In my research I found it very difficult to find these examples, searching for ‘sustainable product design’ offers a lot of high-end designers with very expensive products or similarly to Formafantasma prices aren’t shown and they are presented in galleries more as a work of art than a sustainable design, therefore they aren’t presenting an immediate solution.

Perhaps we need government schemes to encourage designers/bigger companies to use better materials and to sell these products at affordable prices so they can compete with the mass-produced products that are often badly made and harmful to the environment. In recent years we have seen many countries across the world introduce a charge for plastic bags in supermarkets. This due to the fact that around 8m tonnes of plastic makes its way into the world’s oceans each year, posing a serious threat to the marine environment. The charge was introduced by the government to try to influence consumer behavior and the result is massively affecting the amount of plastic waste, in England the number of single-use plastic bags was reduced by 85% over the first six months. If governments enforced similar rules on other products; introducing taxes to products with harmful materials then perhaps it could influence consumers to opt for better sourced products.

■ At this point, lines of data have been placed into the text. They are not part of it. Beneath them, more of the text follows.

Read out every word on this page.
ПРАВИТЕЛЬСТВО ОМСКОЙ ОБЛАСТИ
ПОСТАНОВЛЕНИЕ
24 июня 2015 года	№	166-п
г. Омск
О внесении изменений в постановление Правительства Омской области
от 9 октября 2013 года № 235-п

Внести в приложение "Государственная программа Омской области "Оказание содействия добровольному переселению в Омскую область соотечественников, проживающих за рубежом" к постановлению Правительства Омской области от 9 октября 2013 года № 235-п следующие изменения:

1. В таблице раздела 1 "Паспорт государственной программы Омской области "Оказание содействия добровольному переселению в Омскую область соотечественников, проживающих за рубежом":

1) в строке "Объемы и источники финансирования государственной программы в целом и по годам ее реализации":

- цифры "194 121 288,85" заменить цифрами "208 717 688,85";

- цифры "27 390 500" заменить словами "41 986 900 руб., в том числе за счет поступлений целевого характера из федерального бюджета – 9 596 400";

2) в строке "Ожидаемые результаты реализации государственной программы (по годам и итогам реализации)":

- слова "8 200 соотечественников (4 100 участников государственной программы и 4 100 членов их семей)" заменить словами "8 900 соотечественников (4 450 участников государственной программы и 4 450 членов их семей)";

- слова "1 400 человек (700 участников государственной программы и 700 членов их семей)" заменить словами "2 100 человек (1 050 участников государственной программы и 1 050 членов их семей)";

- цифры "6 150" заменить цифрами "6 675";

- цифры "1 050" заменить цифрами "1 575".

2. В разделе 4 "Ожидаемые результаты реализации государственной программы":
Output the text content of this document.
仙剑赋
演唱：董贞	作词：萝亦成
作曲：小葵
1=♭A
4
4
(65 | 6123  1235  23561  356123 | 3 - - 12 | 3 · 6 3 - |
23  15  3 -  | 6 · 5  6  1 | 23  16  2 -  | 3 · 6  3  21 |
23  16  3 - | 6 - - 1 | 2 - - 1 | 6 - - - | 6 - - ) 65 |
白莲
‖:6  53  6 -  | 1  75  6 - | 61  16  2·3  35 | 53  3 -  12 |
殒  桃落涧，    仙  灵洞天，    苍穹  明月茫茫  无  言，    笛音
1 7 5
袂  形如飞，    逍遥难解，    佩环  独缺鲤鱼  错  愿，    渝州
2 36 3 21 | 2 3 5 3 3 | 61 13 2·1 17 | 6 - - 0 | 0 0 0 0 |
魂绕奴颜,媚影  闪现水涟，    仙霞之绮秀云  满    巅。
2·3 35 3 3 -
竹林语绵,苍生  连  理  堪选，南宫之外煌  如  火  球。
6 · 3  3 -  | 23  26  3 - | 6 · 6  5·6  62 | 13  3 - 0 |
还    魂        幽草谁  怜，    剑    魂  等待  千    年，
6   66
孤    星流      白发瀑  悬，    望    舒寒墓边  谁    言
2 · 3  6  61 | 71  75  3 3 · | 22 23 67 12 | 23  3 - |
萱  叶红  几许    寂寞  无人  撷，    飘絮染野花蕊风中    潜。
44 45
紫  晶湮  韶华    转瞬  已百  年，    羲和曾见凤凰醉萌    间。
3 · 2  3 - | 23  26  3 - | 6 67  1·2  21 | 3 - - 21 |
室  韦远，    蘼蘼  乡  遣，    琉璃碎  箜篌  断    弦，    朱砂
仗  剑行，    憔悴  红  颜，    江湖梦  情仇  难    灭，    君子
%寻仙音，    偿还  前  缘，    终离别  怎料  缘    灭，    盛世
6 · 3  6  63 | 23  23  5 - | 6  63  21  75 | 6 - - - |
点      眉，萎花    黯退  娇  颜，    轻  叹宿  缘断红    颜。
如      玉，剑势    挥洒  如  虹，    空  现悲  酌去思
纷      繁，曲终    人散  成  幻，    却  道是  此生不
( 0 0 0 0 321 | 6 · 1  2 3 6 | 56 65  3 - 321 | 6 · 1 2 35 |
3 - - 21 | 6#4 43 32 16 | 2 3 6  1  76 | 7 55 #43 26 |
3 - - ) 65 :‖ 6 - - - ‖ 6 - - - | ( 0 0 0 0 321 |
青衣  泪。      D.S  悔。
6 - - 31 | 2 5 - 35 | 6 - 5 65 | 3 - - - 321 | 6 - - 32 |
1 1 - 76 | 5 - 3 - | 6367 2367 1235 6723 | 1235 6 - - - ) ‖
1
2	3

We, as consumers have brought about this problem, being so materialistic yet simultaneously too lazy to source sustainable products; we are struck by the aesthetic of a product and buy it without thinking where it came from or the ethical implication, just as I was struck by Formafantasma’s work in the Stedelijk, not considering the possible downsides of the designs. If there was a large scale enforcement of better quality, environmentally-friendly products then maybe consumers would think more before they buy.